Selain UU 20/2011, calon pemilik dan penghuni rusun di kawasan superblok wajib tahu bahwa belum ada UU Superblok. Pada 2015 pernah ada bahasan RUU Superblok oleh pemerintah dan DPR, namun kelanjutannya belum jelas. Jadi, kepemilikan rusun di kawasan superblok memiliki risiko lebih tinggi dibandingkan dengan kepemilikan rusun di kawasan murni untuk rusun karena ketiadaan payung hukum yang kuat untuk calon pemilik dan penghuni rusun.

#3. Wajib tahu status tanah dan bangunan rusun yang kita incar.

Saat kita berbicara status tanah, ada HM (Hak Milik), HGB (Hak Guna Bangunan), dan HPL (Hak Pengelolaan Lahan). Tanah HPL berarti dikuasai negara dan pengelolaannya diberikan kepada instansi pemerintah (termasuk Pemda), BUMN, BUMD, PT Persero, Badan Otorita, dan badan-badan hukum pemerintah lainnya yang ditunjuk pemerintah.

Kemudian, saat kita berbicara spesifik status rusun, secara umum dikenal dua, yaitu HGB murni dan HBG di atas HPL. Rusun HGB murni lebih mudah dikelola daripada HGB di atas HPL. HGB murni berarti lahan tempat kompleks dibangun murni milik pengembang sehingga urusan hukum lebih mudah.

Sedangkan HGB di atas HPL menyulitkan karena minimal ada tiga pihak terlibat, yaitu:

  • Negara sebagai pemilik tanah,
  • Pemegang HPL, dan
  • Pengembang rusun.

Jadi, saat perpanjangan HGB, siap-siap saja mengeluarkan biaya ekstra untuk mendapatkan rekomendasi perpanjangan dari yang punya lahan, yaitu pemerintah.
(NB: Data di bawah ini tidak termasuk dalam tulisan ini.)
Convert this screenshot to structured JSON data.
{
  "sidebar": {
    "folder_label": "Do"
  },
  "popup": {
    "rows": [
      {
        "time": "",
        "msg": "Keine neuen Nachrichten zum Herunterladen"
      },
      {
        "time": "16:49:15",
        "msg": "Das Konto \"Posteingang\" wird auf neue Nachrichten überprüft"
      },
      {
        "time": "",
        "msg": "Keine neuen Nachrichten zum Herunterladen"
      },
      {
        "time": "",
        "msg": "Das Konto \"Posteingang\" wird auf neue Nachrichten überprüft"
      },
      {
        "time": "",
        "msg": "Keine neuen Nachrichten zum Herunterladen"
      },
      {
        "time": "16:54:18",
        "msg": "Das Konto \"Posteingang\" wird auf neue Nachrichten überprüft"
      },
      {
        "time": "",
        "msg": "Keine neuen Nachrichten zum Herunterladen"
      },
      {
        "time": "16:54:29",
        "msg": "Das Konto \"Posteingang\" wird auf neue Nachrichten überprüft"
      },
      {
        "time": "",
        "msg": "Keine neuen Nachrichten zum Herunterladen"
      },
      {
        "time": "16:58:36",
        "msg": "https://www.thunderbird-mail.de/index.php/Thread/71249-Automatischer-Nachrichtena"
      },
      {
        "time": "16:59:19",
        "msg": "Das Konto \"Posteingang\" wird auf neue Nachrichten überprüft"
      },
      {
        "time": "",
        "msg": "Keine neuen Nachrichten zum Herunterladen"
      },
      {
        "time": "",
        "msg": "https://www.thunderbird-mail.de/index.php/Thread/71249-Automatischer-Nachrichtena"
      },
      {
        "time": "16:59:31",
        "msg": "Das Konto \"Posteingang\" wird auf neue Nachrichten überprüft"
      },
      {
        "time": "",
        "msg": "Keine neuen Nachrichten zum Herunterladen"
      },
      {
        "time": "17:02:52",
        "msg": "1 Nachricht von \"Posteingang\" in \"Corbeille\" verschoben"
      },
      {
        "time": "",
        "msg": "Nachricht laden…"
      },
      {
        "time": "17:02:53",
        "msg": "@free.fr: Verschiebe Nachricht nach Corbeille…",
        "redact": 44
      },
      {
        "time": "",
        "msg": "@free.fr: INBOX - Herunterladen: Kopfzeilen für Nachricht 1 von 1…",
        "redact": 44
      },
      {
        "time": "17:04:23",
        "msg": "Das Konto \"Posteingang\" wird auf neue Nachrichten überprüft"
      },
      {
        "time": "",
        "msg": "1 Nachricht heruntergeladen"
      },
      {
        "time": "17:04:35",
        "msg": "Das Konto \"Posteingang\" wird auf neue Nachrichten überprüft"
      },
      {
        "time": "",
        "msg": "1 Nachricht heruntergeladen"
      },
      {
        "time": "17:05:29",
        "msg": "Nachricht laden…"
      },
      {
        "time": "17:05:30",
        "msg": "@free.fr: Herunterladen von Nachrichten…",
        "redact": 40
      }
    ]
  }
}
Ingin keribetan berkurang dengan pemindahtanganan tanah melalui penjualan? Pihak yang harus terlibat antara lain Menteri Keuangan dan Menteri Pekerjaan Umum dan Perumahan Rakyat, dan pengajuan harus oleh si pemegang HPL, bukan si pengguna HPL. Makin ribet kan?
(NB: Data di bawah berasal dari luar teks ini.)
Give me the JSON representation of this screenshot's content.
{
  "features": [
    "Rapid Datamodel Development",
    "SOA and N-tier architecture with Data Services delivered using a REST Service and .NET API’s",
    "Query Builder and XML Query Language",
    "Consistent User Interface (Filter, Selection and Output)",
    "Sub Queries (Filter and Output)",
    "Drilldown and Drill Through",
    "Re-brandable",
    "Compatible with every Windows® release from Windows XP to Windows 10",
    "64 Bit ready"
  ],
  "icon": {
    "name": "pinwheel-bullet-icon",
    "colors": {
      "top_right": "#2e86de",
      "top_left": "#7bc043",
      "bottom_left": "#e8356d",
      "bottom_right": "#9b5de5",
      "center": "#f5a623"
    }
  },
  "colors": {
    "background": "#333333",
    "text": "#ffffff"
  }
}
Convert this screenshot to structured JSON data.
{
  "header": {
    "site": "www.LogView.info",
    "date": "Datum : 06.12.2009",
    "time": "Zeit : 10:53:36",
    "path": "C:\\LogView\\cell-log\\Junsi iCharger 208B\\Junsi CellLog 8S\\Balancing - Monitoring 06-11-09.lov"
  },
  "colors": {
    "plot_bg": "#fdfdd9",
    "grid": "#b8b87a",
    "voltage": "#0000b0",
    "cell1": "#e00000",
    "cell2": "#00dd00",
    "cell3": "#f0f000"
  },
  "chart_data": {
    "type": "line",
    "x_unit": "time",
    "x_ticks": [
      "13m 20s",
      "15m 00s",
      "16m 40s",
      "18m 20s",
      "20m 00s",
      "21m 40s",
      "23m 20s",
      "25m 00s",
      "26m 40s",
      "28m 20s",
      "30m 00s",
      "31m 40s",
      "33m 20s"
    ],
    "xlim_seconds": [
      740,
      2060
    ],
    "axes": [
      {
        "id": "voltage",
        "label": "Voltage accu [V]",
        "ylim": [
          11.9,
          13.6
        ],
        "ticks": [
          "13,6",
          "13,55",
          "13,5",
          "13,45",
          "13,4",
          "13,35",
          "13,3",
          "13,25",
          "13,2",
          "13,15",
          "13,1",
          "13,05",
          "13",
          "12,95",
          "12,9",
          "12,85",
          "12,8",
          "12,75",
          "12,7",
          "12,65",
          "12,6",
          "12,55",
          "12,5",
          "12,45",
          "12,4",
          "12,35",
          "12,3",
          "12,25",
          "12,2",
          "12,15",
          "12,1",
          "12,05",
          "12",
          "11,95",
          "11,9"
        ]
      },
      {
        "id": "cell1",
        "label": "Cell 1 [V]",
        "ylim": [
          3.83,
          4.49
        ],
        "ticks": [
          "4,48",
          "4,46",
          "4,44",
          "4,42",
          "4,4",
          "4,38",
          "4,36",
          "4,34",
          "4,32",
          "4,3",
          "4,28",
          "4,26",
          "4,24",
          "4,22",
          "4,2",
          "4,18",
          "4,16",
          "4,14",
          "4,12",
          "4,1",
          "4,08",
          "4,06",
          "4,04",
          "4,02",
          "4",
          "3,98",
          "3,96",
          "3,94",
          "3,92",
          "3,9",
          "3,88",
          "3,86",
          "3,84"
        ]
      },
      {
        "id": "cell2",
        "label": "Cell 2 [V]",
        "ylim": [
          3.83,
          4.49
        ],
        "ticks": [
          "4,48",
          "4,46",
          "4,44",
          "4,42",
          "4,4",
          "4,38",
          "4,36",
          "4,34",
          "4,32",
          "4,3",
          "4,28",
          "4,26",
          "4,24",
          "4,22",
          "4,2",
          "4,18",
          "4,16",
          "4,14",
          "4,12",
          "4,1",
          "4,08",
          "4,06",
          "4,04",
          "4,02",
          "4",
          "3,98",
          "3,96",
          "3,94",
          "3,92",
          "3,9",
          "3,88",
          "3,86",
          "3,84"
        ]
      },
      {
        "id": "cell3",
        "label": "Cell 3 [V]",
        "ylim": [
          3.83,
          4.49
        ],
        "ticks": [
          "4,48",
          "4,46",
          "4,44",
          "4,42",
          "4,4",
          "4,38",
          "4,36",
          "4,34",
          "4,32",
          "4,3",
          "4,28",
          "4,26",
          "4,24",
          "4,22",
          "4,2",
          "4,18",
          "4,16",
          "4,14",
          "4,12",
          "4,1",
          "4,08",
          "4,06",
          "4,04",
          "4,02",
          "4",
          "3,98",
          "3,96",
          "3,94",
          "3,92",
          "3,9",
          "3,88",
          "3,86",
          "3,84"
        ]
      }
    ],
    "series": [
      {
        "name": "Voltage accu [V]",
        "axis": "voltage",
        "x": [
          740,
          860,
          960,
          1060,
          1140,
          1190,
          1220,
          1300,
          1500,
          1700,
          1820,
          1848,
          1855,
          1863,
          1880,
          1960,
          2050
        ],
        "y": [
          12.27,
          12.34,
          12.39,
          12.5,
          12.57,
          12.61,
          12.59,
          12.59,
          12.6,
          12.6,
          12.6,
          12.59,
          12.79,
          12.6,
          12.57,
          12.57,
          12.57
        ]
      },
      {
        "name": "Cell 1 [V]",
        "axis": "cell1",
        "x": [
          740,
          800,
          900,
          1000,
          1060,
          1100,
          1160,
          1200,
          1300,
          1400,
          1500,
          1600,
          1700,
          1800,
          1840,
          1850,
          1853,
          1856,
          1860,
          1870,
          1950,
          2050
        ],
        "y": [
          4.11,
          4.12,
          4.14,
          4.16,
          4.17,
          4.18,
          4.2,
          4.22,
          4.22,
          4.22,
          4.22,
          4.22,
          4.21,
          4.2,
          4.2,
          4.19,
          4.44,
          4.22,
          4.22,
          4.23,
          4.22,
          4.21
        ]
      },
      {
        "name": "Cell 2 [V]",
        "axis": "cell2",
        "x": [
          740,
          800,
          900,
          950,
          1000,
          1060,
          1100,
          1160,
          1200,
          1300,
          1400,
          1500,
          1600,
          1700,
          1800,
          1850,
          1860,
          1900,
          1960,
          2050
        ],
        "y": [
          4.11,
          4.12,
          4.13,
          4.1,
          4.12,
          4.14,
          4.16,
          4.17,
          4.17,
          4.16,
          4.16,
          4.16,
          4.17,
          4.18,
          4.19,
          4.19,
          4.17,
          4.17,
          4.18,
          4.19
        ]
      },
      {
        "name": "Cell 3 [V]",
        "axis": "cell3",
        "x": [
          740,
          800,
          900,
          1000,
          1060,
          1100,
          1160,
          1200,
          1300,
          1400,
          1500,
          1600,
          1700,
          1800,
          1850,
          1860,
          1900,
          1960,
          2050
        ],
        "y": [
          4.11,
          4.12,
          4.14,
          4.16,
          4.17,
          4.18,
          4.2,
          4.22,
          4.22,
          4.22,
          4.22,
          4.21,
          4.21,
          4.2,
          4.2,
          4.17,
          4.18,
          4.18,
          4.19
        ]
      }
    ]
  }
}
Ringkasnya, membeli rusun HGB di atas HPL lebih berisiko dibandingkan dengan membeli rusun HGB murni. Ini sebabnya, jika ada rusun di atas HPL sebaiknya berbentuk rusunawa karena beban risiko di sisi penghuni rusun menjadi turun.
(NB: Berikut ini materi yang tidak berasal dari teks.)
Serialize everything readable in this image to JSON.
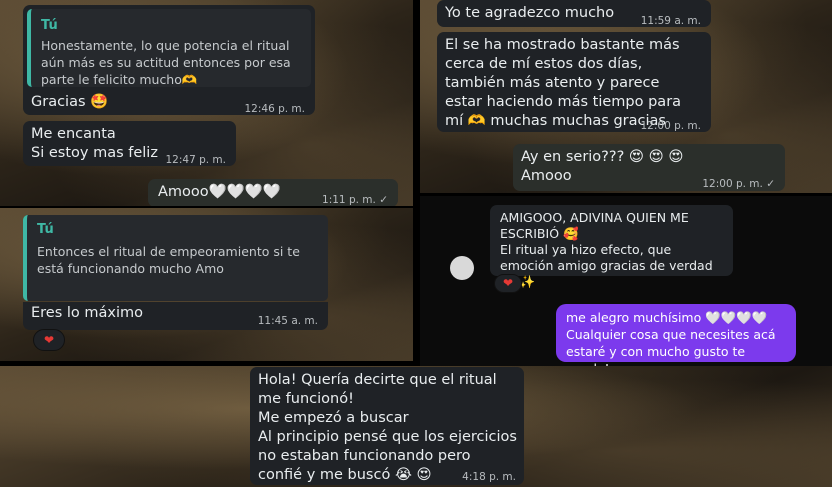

#4. Wajib tahu bahwa bisa melunasi harga rusun berbeda dengan memiliki rumah susun.

Banyak di sekitar kita iklan-iklan rusun dengan penekanan kemudahan pembayaran, mulai dari DP Rp 0, DP 0%, cicilan bunga flat, dll. Kita wajib tahu bahwa meski kita bisa melunasi harga penawaran rusun, kita belum tentu memiliki rusun tersebut. KOK BISA?

Ya, bisa membayar lunas rumah susun ternyata belum tentu memiliki rumah susun.

Prinsip sama berlaku saat kita berhadapan dengan jual beli mobil dan jual beli rumah tapak. Meski kita bisa membayar lunas, belum tentu kita memiliki barang yang kita beli, sepanjang nama kita belum tertera dalam berkas resmi kepemilikan yang dikeluarkan pemerintah.

Jadi, kalau kita sudah membayar lunas kendaraan bermotor, tapi nama kita belum tertera dalam BPKB, berarti kita belum memiliki kendaraan bermotor tersebut secara legal tertulis. Kalau kita sudah membayar lunas rumah tapak, tapi nama kita belum tertera dalam SHM (Sertifikat Hak Milik), berarti kita belum memiliki rumah tapak tersebut secara legal tertulis.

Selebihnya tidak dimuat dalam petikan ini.